Lactase Baby Lactase Enzyme
Lactazar

In case of ineffective use enzyme preparations(preservation of pronounced symptoms of lactase deficiency) begin to use lactose-free milk formulas before breastfeeding in an amount of 1/3 to 2/3 of the volume of milk that the child eats at a time. The introduction of a lactose-free formula begins gradually, at each feeding, adjusting its consumed volume depending on the degree of manifestation of symptoms of lactase deficiency. On average, the volume of lactose-free mixture is 30-60 ml per feeding.

Treatment with artificial feeding

In this case, a low-lactose mixture is used, with a lactose content that will be most easily tolerated by the child. The low-lactose mixture is introduced gradually into each feeding, gradually replacing the previous mixture in full or in part. It is not recommended to completely switch a formula-fed baby to a lactose-free formula.

In case of remission, after 1-3 months you can begin to introduce regular mixtures containing lactose, monitoring the symptoms of lactase deficiency and the excretion of lactose in feces. It is also recommended, in parallel with the treatment of lactase deficiency, to carry out a course of treatment for dysbiosis. You must approach with caution medical drugs, containing lactose as an excipient (Plantex, Bifidumbacterin), since manifestations of lactase deficiency may worsen.

Important! Pay attention to the presence of lactose in medicines, since manifestations of lactase deficiency may worsen.

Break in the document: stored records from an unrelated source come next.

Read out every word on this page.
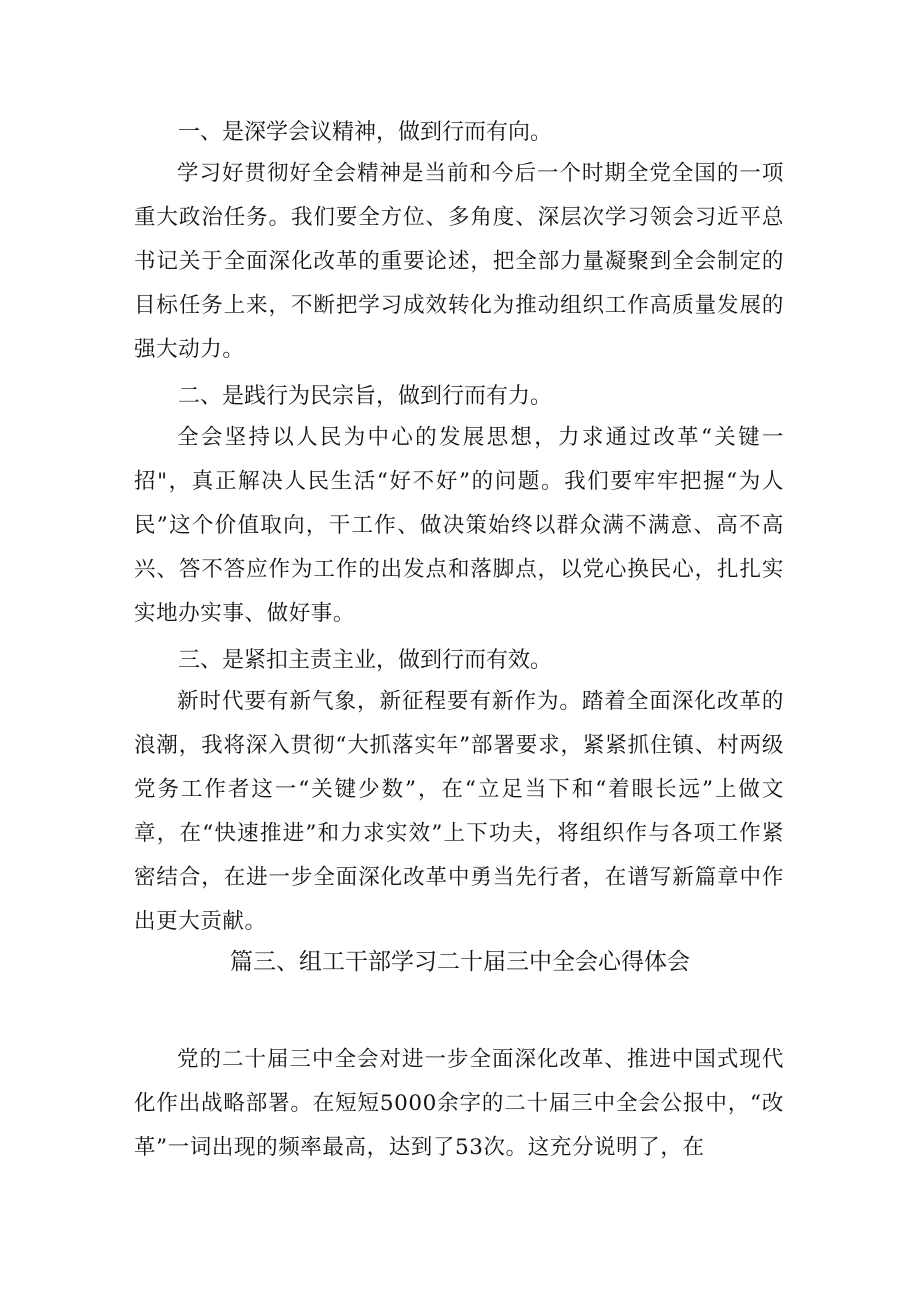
一、是深学会议精神，做到行而有向。

学习好贯彻好全会精神是当前和今后一个时期全党全国的一项重大政治任务。我们要全方位、多角度、深层次学习领会习近平总书记关于全面深化改革的重要论述，把全部力量凝聚到全会制定的目标任务上来，不断把学习成效转化为推动组织工作高质量发展的强大动力。

二、是践行为民宗旨，做到行而有力。

全会坚持以人民为中心的发展思想，力求通过改革“关键一招"，真正解决人民生活“好不好”的问题。我们要牢牢把握“为人民”这个价值取向，干工作、做决策始终以群众满不满意、高不高兴、答不答应作为工作的出发点和落脚点，以党心换民心，扎扎实实地办实事、做好事。

三、是紧扣主责主业，做到行而有效。

新时代要有新气象，新征程要有新作为。踏着全面深化改革的浪潮，我将深入贯彻“大抓落实年”部署要求，紧紧抓住镇、村两级党务工作者这一“关键少数”，在“立足当下和“着眼长远”上做文章，在“快速推进”和力求实效”上下功夫，将组织作与各项工作紧密结合，在进一步全面深化改革中勇当先行者，在谱写新篇章中作出更大贡献。

篇三、组工干部学习二十届三中全会心得体会

党的二十届三中全会对进一步全面深化改革、推进中国式现代化作出战略部署。在短短5000余字的二十届三中全会公报中，“改革”一词出现的频率最高，达到了53次。这充分说明了，在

Treatment during the introduction of complementary foods

Complementary feeding dishes for lactase deficiency are prepared using the same mixtures (lactose-free or low-lactose) that the child received before. Complementary feeding starts with fruit puree industrial production at 4-4.5 months or baked apple. Starting from 4.5-5 months, you can begin to introduce pureed vegetables with coarse fiber (zucchini, cauliflower, carrots, pumpkin) with the addition of vegetable oil. If complementary feeding is well tolerated, it is administered after two weeks. meat puree. Fruit juices in the diet of children suffering from lactase deficiency are introduced in the second half of life, diluted with water in a 1:1 ratio. Dairy products also begin to be introduced in the second half of the year, using initially those with low lactose content (cottage cheese, butter, hard cheese).

Intolerance to other carbohydrates

As noted above, symptoms of lactase deficiency are also characteristic of other types of carbohydrate intolerance.

  1. Congenital deficiency of sucrase-isomaltase (practically not found in Europeans). Manifests itself in the first days of introducing complementary foods in the form of severe diarrhea with possible dehydration. Such a reaction can be observed after the appearance of sucrose in the child’s diet (fruit juices, purees, sweetened tea), less often starch and dextrins (porridge, mashed potatoes). As the child gets older, symptoms decrease, which is associated with an increase in the absorption surface area in the intestine. A decrease in the activity of sucrase-isomaltase can occur with any damage to the intestinal mucosa (giardiasis, celiac disease, infectious enteritis) and cause secondary failure enzyme, which is not as dangerous as the primary (congenital) one.